In their role as custodians of our heritage and culture, museums and galleries categorise, define, and label their contents. Roving Diagnostic Unit critiqued modern psychiatric diagnosis, which seeks to do the same things with ‘patients’; people experiencing mental distress. In doing so, the project exposed some of the absurdities of the mental health system, while highlighting the strengths and talents of people who have been 'diagnosed'. 

Led by ‘Dr Bobby’ (Bobby Baker), the Roving Diagnostic Unit had two iterations. The first was at Tower Hamlets Cemetary Park commissioned for Shuffle Festival in 2015. The second was a year later, at William Morris Gallery and park. For both, Baker invited contributions from other artists and fellow Experts by Experience of the mental health system.

For Shuffle Festival, participants were invited by Baker to consider the predicaments of the everyday objects in the park – did the litter-bin suffer hoarding symptoms?

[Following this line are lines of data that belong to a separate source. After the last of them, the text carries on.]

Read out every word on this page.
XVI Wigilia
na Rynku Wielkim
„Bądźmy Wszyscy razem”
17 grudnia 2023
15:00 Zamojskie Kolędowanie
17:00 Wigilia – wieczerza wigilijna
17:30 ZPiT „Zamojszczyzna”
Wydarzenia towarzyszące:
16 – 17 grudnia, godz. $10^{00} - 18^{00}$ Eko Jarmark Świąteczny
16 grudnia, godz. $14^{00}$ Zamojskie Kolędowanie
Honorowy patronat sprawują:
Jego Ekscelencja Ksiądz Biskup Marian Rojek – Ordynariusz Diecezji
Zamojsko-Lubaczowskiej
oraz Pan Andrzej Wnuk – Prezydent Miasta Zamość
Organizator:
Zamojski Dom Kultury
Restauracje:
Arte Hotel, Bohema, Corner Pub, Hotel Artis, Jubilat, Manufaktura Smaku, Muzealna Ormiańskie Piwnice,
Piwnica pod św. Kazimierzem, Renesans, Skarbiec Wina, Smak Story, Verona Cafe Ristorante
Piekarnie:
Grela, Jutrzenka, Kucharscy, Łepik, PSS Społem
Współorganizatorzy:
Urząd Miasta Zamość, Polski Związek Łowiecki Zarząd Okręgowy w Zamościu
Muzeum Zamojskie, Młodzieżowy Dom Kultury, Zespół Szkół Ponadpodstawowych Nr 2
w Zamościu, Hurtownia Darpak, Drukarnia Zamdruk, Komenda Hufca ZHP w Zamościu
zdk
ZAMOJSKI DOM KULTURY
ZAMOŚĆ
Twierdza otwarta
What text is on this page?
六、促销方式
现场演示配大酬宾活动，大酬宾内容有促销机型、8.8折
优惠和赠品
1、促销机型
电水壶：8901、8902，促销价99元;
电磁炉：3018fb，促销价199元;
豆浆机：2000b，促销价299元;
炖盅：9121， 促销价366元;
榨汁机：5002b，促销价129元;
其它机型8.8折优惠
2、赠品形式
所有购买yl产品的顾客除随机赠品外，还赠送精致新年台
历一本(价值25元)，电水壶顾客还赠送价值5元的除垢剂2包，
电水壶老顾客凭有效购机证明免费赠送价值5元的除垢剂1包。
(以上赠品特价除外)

Perhaps the pond was delusional? The bench by the path seemed uneasy: social anxiety disorder? The event featured contributions by writer-performer-artist sean burn, artist Simon Raven, and singer-songwriter Dylan Tighe.

At the William Morris Gallery, pertinent questions were again asked in order to ‘diagnose’ the Gallery and its surrounding park, with artists commissioned to create participatory adventures for the public. Questions asked included, does the gift shop display hoarding symptoms? Perhaps the textile collection has family problems: generalised anxiety disorders? Are the toilets experiencing grandiose delusions? The artists involved alongside Baker were Rhiannon Armstrong, Sara Haq, Marie Louise Plum, Kate Rolison, Selina Thompson, whatsthebigmistry; singer-songwriter Dylan Tighe; and writer-performer-artist sean burn. 

By exploring the psychiatric diagnostic framework through an artistic and witty lens, Roving Diagnostic Framework questioned the assumption that our state of mind can be defined by an ‘expert’ and that people can be conveniently labelled as disordered. 

The Roving Diagnostic Unit at the William Morris Gallery was supported by Wellcome, Paul Hamlyn Foundation, and London Borough of Waltham Forest.